ISOMERISM AND ANESTHETIC DRUGS

Isomers are two or more different substances with the same molecular formula (i.e., the same number of different types of atoms). There are two main types of isomerism: 1) structural isomerism, and 2) stereoisomerism. Structural isomers (e.g., enflurane and isoflurane) have different molecular structures, and usually behave like different drugs. Occasionally, structural isomers are interconvertible (i.e., they are tautomers or dynamic isomers); this occurs with the barbiturates and midazolam. Stereoisomers have identical structures, but a different configuration or spatial arrangement.
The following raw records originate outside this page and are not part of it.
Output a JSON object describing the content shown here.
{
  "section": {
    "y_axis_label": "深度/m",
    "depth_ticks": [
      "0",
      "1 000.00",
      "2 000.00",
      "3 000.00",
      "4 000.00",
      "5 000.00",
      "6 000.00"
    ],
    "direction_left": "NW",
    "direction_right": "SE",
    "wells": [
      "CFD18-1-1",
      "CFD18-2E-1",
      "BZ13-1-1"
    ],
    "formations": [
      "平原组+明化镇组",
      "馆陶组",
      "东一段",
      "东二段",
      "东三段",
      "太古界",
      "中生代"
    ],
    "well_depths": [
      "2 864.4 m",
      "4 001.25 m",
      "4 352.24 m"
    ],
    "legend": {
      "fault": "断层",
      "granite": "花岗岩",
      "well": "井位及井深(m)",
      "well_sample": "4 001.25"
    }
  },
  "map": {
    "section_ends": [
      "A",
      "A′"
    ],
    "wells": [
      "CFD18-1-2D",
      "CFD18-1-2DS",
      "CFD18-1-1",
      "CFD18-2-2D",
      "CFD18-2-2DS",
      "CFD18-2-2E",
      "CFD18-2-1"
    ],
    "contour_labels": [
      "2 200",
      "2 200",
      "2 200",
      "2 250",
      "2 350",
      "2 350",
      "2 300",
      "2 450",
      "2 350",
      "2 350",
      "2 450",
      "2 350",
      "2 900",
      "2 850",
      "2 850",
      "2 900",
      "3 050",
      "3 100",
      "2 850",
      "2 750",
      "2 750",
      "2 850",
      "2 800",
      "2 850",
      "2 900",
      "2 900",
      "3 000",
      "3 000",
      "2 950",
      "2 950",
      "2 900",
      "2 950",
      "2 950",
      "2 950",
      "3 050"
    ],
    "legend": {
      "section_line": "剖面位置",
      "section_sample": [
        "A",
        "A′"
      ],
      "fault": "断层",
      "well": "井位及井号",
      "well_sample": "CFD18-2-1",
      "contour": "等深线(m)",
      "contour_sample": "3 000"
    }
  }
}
Stereoisomerism in drugs is often due to chirality or ''handedness''; i.e., the presence of right-handed (R)- and left-handed (S)- forms of drugs which are nonsuperimposable mirror images (''enantiomers''). Approximately 60% of anaesthetic agents are chiral drugs; some of these are administered as single enantiomers. However, many synthetic chiral drugs are equal mixtures of (R)- and (S)-isomers, and there are often important differences in their activity and pharmacokinetics. Halothane, enflurane, and isoflurane are chiral drugs with different anaesthetic potencies. Similar differences occur with intravenous anaesthetics; thus, (S) (+)-ketamine causes fewer psychotic emergence reactions, less agitated behaviour, and better intraoperative amnesia and analgesia than its enantiomer. Some local anaesthetics are administered as chiral mixtures; the (S)-isomers have a longer action because of enhanced vasoconstriction. (S)-prilocaine is more slowly metabolized than its enantiomer, while (S)-bupivacaine may produce less cardiotoxicity than (R)-bupivacaine. These differences suggest that some anaesthetic drugs (particularly ketamine and chiral local anaesthetics) should be administered as single enantiomers. In recent years, their synthesis has been greatly simplified, and almost all new drugs may soon be introduced in this form. At present, atracurium consists of 10 stereoisomers, which have different activities and pharmacokinetic properties; however, studies of the related compound norcoralydine suggest that the single isomer with the (R)-cis-(R)-cis configuration may produce the best neuromuscular blockade.